En la práctica vemos que las empresas que siguen el mapa estratégico desarrollado por Gälweiler y perfeccionado por Malik Management aciertan en sus enfoques estratégicos y consiguen la implantación de su estrategia.

El punto de partida es el problema o la necesidad del cliente. Cualquier producto o servicio que no solucione un problema real del cliente o satisfaga sus necesidades puede tener su encanto pero poco éxito en el mercado. Las soluciones que ofrece la empresa al cliente son una parte del total de soluciones existentes en el mercado.

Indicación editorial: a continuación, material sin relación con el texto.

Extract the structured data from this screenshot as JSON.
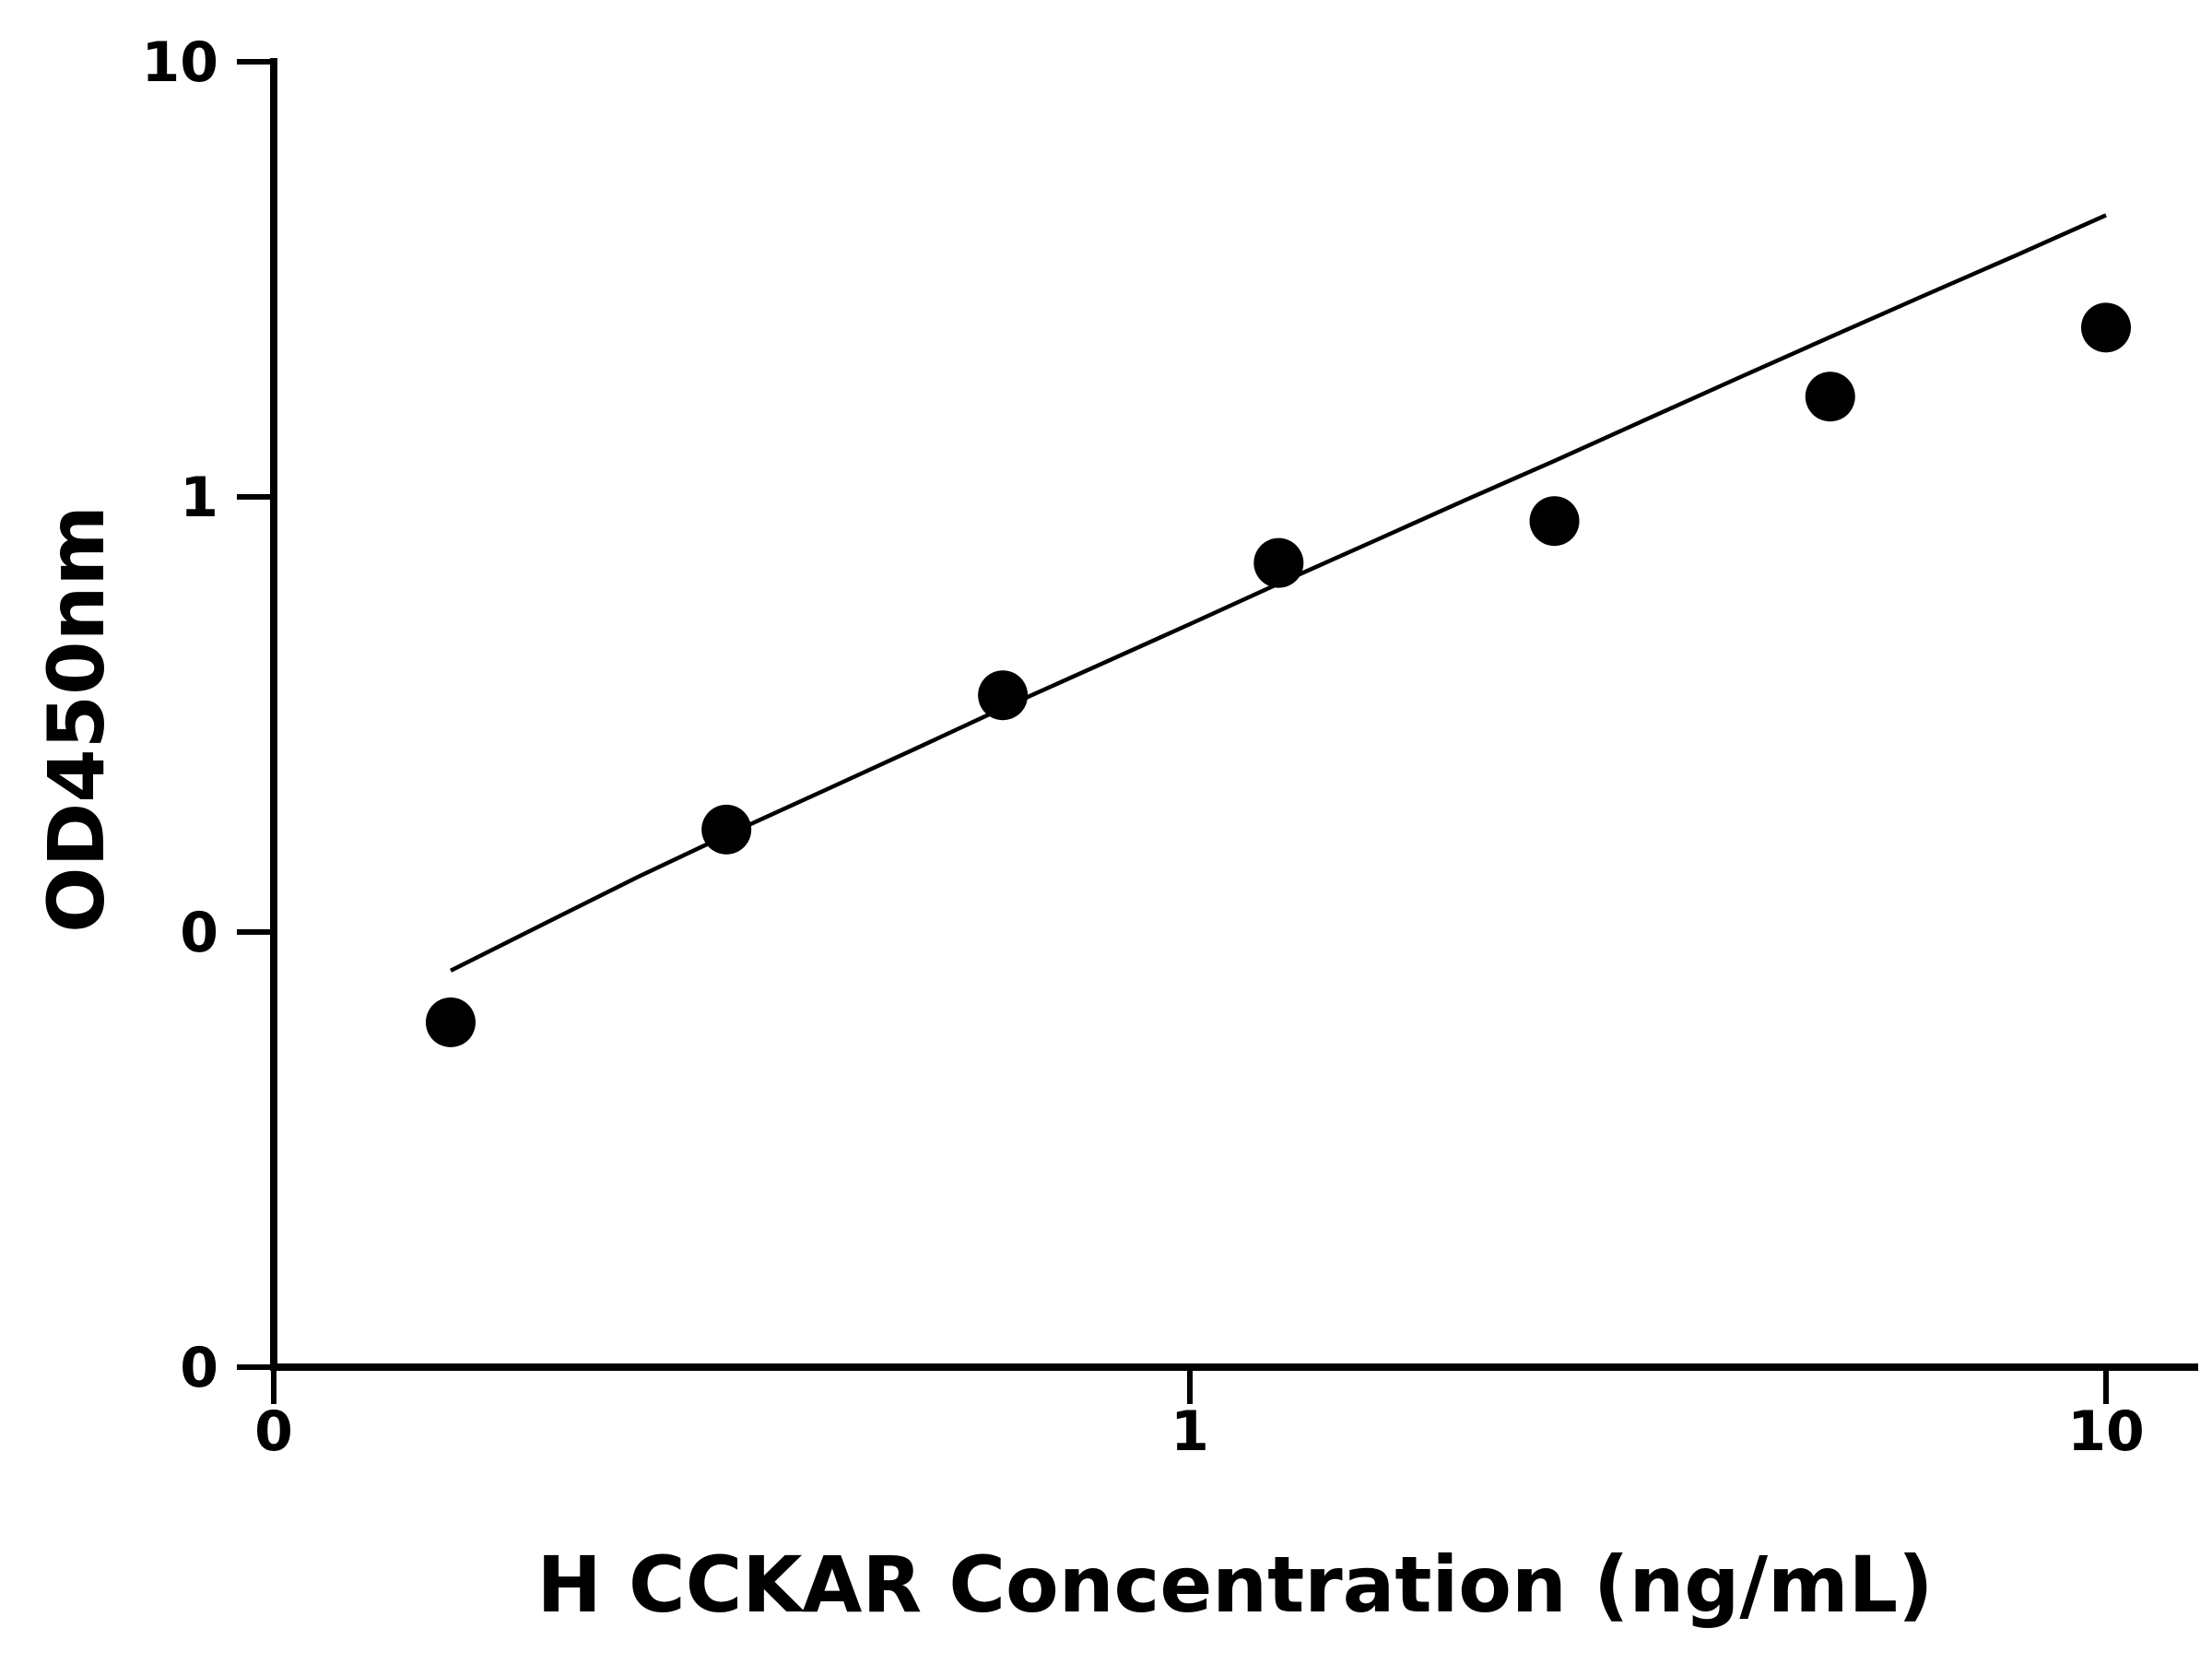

A la hora de planificar la empresa debe tener en cuenta los resultados previsibles de las actividades de I+D que se desarrollan en el mercado, las tendencias socio-económicas, y lo que hace la competencia. El conjunto de los datos generados a partir de estos análisis permite prever la evolución del mercado en el que se mueve la empresa y determinar su posicionamiento necesario para sobrevivir a largo plazo.

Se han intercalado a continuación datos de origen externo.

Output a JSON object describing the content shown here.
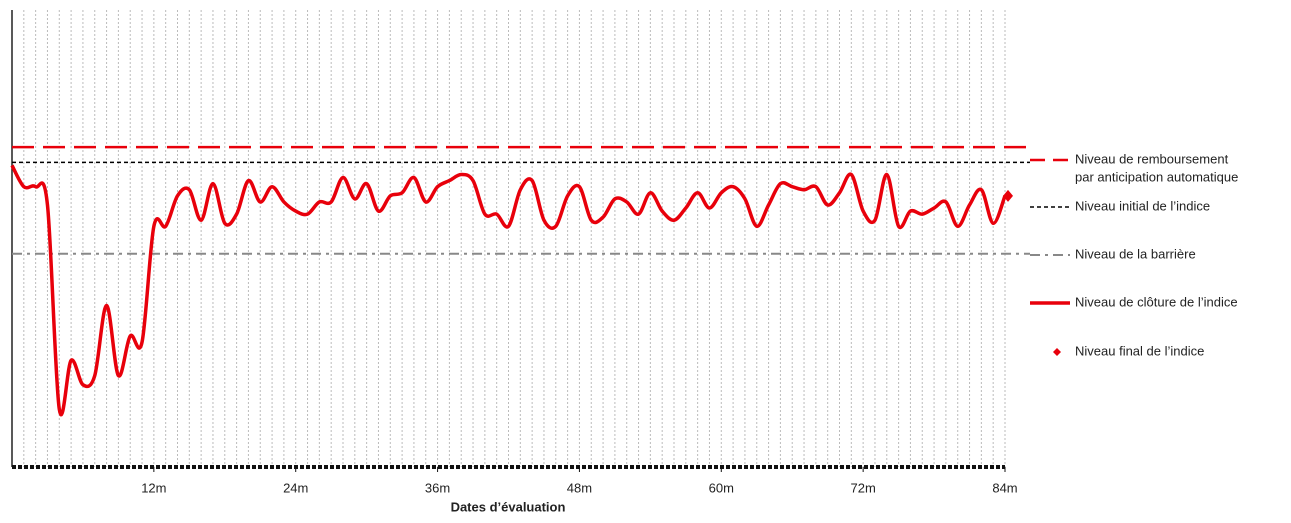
{
  "chart_data": {
    "type": "line",
    "x_label": "Dates d’évaluation",
    "xlim": [
      0,
      84
    ],
    "ylim": [
      0,
      150
    ],
    "xticks": [
      {
        "value": 12,
        "label": "12m"
      },
      {
        "value": 24,
        "label": "24m"
      },
      {
        "value": 36,
        "label": "36m"
      },
      {
        "value": 48,
        "label": "48m"
      },
      {
        "value": 60,
        "label": "60m"
      },
      {
        "value": 72,
        "label": "72m"
      },
      {
        "value": 84,
        "label": "84m"
      }
    ],
    "grid": true,
    "levels": [
      {
        "name": [
          "Niveau de remboursement",
          "par anticipation automatique"
        ],
        "color": "#e8000b",
        "style": "dashed",
        "value": 105
      },
      {
        "name": [
          "Niveau initial de l’indice"
        ],
        "color": "#000000",
        "style": "dotted",
        "value": 100
      },
      {
        "name": [
          "Niveau de la barrière"
        ],
        "color": "#888888",
        "style": "dashdot",
        "value": 70
      }
    ],
    "x": [
      0,
      1,
      2,
      3,
      4,
      5,
      6,
      7,
      8,
      9,
      10,
      11,
      12,
      13,
      14,
      15,
      16,
      17,
      18,
      19,
      20,
      21,
      22,
      23,
      24,
      25,
      26,
      27,
      28,
      29,
      30,
      31,
      32,
      33,
      34,
      35,
      36,
      37,
      38,
      39,
      40,
      41,
      42,
      43,
      44,
      45,
      46,
      47,
      48,
      49,
      50,
      51,
      52,
      53,
      54,
      55,
      56,
      57,
      58,
      59,
      60,
      61,
      62,
      63,
      64,
      65,
      66,
      67,
      68,
      69,
      70,
      71,
      72,
      73,
      74,
      75,
      76,
      77,
      78,
      79,
      80,
      81,
      82,
      83,
      84
    ],
    "series": [
      {
        "name": [
          "Niveau de clôture de l’indice"
        ],
        "color": "#e8000b",
        "values": [
          99,
          92,
          92,
          86,
          19,
          35,
          27,
          30,
          53,
          30,
          43,
          41,
          79,
          79,
          89,
          91,
          81,
          93,
          80,
          83,
          94,
          87,
          92,
          87,
          84,
          83,
          87,
          87,
          95,
          88,
          93,
          84,
          89,
          90,
          95,
          87,
          92,
          94,
          96,
          94,
          83,
          83,
          79,
          91,
          94,
          81,
          79,
          89,
          92,
          81,
          82,
          88,
          87,
          83,
          90,
          84,
          81,
          85,
          90,
          85,
          90,
          92,
          88,
          79,
          86,
          93,
          92,
          91,
          92,
          86,
          90,
          96,
          84,
          81,
          96,
          79,
          84,
          83,
          85,
          87,
          79,
          86,
          91,
          80,
          89
        ]
      }
    ],
    "final": {
      "name": [
        "Niveau final de l’indice"
      ],
      "color": "#e8000b",
      "x": 84,
      "value": 89
    }
  }
}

Es posible que resulte una necesidad de crecer a un ritmo elevado o de reducir la dinámica de crecimiento. De todas formas, mediante el proceso descrito la empresa tiene un fundamento sólido para fijar sus objetivos de expansión que contrasta con propósitos intuitivos tipo “el año que viene queremos crecer un 10%”. Suenan bien estas proclamaciones pero prácticamente nunca llevan a una planificación óptima y a veces causan graves problemas que se evidencian cuando es tarde para corregirlos.

Derivado sistemáticamente el objetivo de posicionamiento en el mercado la empresa está en condiciones de presupuestar sus recursos necesarios para alcanzar las metas: inversiones, I+D, personal y organización, y marketing. El presupuesto financiero con la cuenta de explotación, el balance, y la previsión del flujo de caja se calculan en consecuencia y constituyen una base sólida para gestionar la empresa durante el ejercicio presupuestado.